Il y a de longues années - et justement parce qu'il y a
longtemps - je veux vous conter cette histoire, avant qu'on
ne l'oublie.
Le palais de l'empereur était le plus beau du monde,
entièrement construit en fine porcelaine - il fallait même
faire bien attention ...
Dans le jardin poussaient des fleurs merveilleuses, aux plus
belles d'entre elles on accrochait une clochette d'argent qui
tintait à la moindre brise afin qu'on ne puisse passer
devant elles sans les admirer. Oui, tout était étudié dans
le jardin du roi et il était si vaste que le jardinier
lui-même n'en connaissait pas la fin. Si l'on marchait
très, très longtemps, on arrivait à une forêt avec des
arbres superbes et des lacs profonds. Cette forêt descendait
jusqu'à la mer bleue, les grands navires pouvaient s'avancer
jusque sous les arbres et dans leurs branches vivait un
rossignol dont le chant merveilleux charmait jusqu'au plus
pauvre des pêcheurs. Quoiqu'ils eussent bien d'autres
soucis, ils restaient silencieux à l'écouter et lorsque, la
nuit, dans leur barque, ils relevaient leurs filets, ils
s'écriaient : « Dieu que c'est beau ! »; ensuite, ils
devaient s'occuper de leurs affaires et ils n'y pensaient
plus. Mais la nuit suivante, tandis que l'oiseau chantait et
que les pêcheurs étaient à nouveau dehors, ils disaient
encore : « Dieu que c'est beau ! »
De tous les pays du monde, les voyageurs venaient admirer la
ville de l'empereur, le château, le jardin, mais quand on
les menait entendre le rossignol, tous s'écriaien t: «Ça,
c'est encore ce qu'il y a de mieux ! »
Les voyageurs, rentrés chez eux, en parlaient et les
érudits écrivaient des livres sur la ville, le château et
le jardin, sans oublier le rossignol qu'ils mettaient
au-dessus de tout. Ceux qui savaient faire des vers
composaient des poèmes exquis sur le rossignol, dans la
forêt, près de la mer profonde.
Ces livres faisaient le tour du monde et quelques-uns
arrivèrent un jour jusque chez l'empereur de Chine. Assis
sur son trône doré, il les lisait et les relisait et, de la
tête, il approuvait les descriptions prestigieuses de la
ville, du château, du jardin. « Mais le rossignol est tout
de même ce qu'il y a de mieux », lisait-il.

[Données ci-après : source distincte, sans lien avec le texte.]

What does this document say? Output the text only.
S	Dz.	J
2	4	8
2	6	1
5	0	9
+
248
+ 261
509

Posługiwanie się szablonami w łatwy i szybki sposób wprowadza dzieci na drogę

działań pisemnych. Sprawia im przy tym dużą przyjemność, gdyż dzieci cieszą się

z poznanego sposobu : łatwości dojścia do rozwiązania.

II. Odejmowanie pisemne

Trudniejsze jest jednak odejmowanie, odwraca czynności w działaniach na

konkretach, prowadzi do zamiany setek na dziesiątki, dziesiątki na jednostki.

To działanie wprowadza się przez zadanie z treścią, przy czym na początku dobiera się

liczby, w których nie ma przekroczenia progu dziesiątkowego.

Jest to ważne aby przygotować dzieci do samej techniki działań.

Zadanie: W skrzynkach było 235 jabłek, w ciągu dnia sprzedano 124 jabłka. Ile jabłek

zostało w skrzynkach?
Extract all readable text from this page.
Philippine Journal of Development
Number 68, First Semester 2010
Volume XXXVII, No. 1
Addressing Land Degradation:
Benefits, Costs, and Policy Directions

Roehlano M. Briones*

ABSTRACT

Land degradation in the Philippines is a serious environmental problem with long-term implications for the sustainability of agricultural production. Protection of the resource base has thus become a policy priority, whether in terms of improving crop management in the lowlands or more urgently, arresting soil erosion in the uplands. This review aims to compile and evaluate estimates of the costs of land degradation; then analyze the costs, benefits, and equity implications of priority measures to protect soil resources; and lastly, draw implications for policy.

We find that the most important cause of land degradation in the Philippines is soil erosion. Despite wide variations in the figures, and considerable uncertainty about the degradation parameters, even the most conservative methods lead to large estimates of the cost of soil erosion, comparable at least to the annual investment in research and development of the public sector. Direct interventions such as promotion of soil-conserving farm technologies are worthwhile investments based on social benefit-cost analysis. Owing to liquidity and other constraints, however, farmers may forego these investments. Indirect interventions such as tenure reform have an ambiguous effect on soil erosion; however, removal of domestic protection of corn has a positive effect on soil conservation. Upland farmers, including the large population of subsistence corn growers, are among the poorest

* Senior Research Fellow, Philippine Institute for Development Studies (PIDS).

- Qu'est-ce que c'est que ça ? dit l'empereur, le rossignol
! je ne le connais même pas ! Y a t-il un oiseau pareil dans
mon empire ? Et, par-dessus le marché, dans mon jardin ! Je
n'en ai jamais entendu parler, et il faut que j'apprenne ça
dans un livre !
Il fit venir son chancelier d'honneur, un homme si distingué
que si quelqu'un d'un rang inférieur à lui-même osait lui
parler ou lui poser une question, il répondait seulement :
« P.p.p. » ce qui ne veut rien dire du tout.
- Il paraît qu'il y a ici un oiseau extraordinaire qui
s'appelle rossignol, lui dit l'empereur, on prétend que
c'est ce qu'il y a de mieux dans mon empire ! Pourquoi ne
m'en a-t-on jamais rien dit ?
- Je n'en ai jamais entendu parler, répondit le chancelier,
il n'a jamais été présenté à la cour !
- Je veux qu'il vienne ici, ce soir, et chante pour moi.
Toute la terre est au courant de ce que je possède, et moi
non !
- Je ne sais rien de lui, dit le chancelier, mais je le
chercherai, je le trouverai.
Mais où le trouver ? Le chancelier courut en haut et en bas
des escaliers, à travers les salons, le long des couloirs,
personne parmi ceux qu'il rencontrait n'avait entendu parler
du rossignol. Alors il retourna auprès de l'empereur et
suggéra qu'il s'agissait dans doute d'une fable inventée
par les écrivains.
- Votre Majesté ne doit pas y croire, ce ne sont que des
inventions, ce qu'on appelle la magie noire!
- Mais le livre où je l'ai lu m'a été envoyé par le
puissant empereur du Japon, ça ne peut donc pas être faux.
Je veux entendre le rossignol, il faut qu'il soit ici ce
soir, je lui accorderai mes plus grandes faveurs ! Et, s'il
ne vient pas, toute la cour sera bâtonnée sur le ventre
après le repas du soir !
- Tsing-Pe ! fit le chancelier, et il courut de nouveau en
haut et en bas des escaliers, à travers les salons et le
long des couloirs. La moitié de la cour le suivait, car ils
préféraient évidemment ne pas être bâtonnés sur le
ventre. Ils s'enquéraient tous du merveilleux rossignol,
connu du monde entier, mais de personne à la cour.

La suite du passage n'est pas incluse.